Das letzte Heimspiel, welches Rot-Weiss Essen in der 2. Bundesliga gespielt hat, war am 13.05.2007 die Begegnung am 33. Spieltag der Saison 2006/2007 gegen Wacker Burghausen. Wacker als designierter Absteiger konnte an diesem Tag befreit aufspielen und traf uns alle, die wir uns im Georg-Melches Stadion eingefunden hatten, mit dem Ausgleich in allerletzter Minute durch Nikolas Ledgerwood mitten ins Herz. Es war eigentlich, wie auch heute noch: RWE hat um das Tor gebettelt, und es verdientermaßen bekommen. Der minutenlangen Schockstarre nach dem direkt auf das Tor ertönenden Abpfiff folgten zwar bekannte „Auswärtssieg“ Rufe, aber den konnte die Mannschaft am letzten Spieltag ausgerechnet in Duisburg nicht mehr umsetzen.
Der MSV stieg in die Bundesliga auf und wir in unser langes, langes Tal der Tränen ab.

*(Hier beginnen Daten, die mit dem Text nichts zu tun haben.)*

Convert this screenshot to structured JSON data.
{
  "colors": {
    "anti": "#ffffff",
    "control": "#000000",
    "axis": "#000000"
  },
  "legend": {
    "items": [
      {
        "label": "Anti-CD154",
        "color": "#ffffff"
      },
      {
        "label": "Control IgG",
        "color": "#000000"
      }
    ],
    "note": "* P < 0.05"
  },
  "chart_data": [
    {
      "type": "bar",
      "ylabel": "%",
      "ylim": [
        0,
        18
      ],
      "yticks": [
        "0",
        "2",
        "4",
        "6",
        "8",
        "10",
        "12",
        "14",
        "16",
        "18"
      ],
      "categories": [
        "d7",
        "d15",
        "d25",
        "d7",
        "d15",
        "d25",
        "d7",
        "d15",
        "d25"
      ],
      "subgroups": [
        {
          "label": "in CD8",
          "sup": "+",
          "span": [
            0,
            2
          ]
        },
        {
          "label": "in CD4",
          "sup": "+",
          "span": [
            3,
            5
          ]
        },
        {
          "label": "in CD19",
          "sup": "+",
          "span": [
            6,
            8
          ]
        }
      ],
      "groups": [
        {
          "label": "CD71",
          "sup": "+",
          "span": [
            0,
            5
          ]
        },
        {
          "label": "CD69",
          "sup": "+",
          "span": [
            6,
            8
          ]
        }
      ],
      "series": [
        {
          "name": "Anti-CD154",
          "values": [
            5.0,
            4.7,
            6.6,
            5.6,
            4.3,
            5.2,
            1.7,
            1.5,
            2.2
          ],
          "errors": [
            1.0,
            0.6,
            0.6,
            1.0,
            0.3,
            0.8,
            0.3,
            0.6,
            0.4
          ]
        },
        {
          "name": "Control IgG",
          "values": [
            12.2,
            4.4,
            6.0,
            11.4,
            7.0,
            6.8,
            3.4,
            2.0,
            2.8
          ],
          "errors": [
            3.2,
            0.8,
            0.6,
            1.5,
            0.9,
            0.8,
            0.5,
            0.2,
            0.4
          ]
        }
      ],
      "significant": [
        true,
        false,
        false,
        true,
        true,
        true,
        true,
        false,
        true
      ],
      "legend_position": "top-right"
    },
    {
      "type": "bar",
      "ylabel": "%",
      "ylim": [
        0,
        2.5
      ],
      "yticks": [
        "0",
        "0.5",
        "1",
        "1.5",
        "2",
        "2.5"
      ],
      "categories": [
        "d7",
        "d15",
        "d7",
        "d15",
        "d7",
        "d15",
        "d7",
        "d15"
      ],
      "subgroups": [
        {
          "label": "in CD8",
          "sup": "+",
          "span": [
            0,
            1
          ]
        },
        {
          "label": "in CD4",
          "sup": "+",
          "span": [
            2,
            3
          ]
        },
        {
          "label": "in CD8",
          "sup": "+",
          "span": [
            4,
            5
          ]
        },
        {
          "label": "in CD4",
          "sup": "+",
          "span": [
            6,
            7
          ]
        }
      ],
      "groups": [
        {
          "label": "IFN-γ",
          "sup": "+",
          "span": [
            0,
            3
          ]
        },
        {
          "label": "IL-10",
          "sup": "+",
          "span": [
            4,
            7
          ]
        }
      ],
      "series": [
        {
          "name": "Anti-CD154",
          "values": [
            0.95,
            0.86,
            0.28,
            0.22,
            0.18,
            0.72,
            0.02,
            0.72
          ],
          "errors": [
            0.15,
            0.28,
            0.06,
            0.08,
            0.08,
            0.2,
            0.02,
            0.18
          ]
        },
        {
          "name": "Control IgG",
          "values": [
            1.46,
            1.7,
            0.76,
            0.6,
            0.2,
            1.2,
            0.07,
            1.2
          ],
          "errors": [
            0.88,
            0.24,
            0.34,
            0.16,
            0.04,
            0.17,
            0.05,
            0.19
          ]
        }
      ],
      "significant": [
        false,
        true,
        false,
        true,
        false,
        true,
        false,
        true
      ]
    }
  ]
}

Und nun könnte das alles wieder umgekehrt werden? Der Glauben daran wächst von Spiel zu Spiel, ohne übermütig zu werden. Auf der langen Heimfahrt nach dem Ingolstadt Spiel habe ich an einige treue RWE-Seelen gedacht, die uns in den letzten neunzehn Jahren leider verlassen mussten, aber Rot-Weiss Essen sehr wohl als Zweitligist noch miterlebt haben. Und man hatte das Gefühl, dass nach dem Abpfiff gegen die Schanzer nicht nur im Stadion, sondern auch auf Wolke 1907 „Oh la Ola la (wir sind wieder da)“ gesungen und getanzt wurde. Wir vermissen Euch!
Ich weiß nicht, wie diese Saison für Rot-Weiss Essen ausgehen wird. Keine Glaskugel kann das. Aber sie war in Summe schon jetzt ein solch emotionales Brett, welches die ganze Klaviatur bespielt hat, die man als Fußballfan erleben kann. Wenn man Fan von Rot-Weiss Essen ist. Das funktioniert so nur an der Hafenstraße. Danke Mannschaft bis hierhin. Bin schon jetzt echt stolz auf Euch!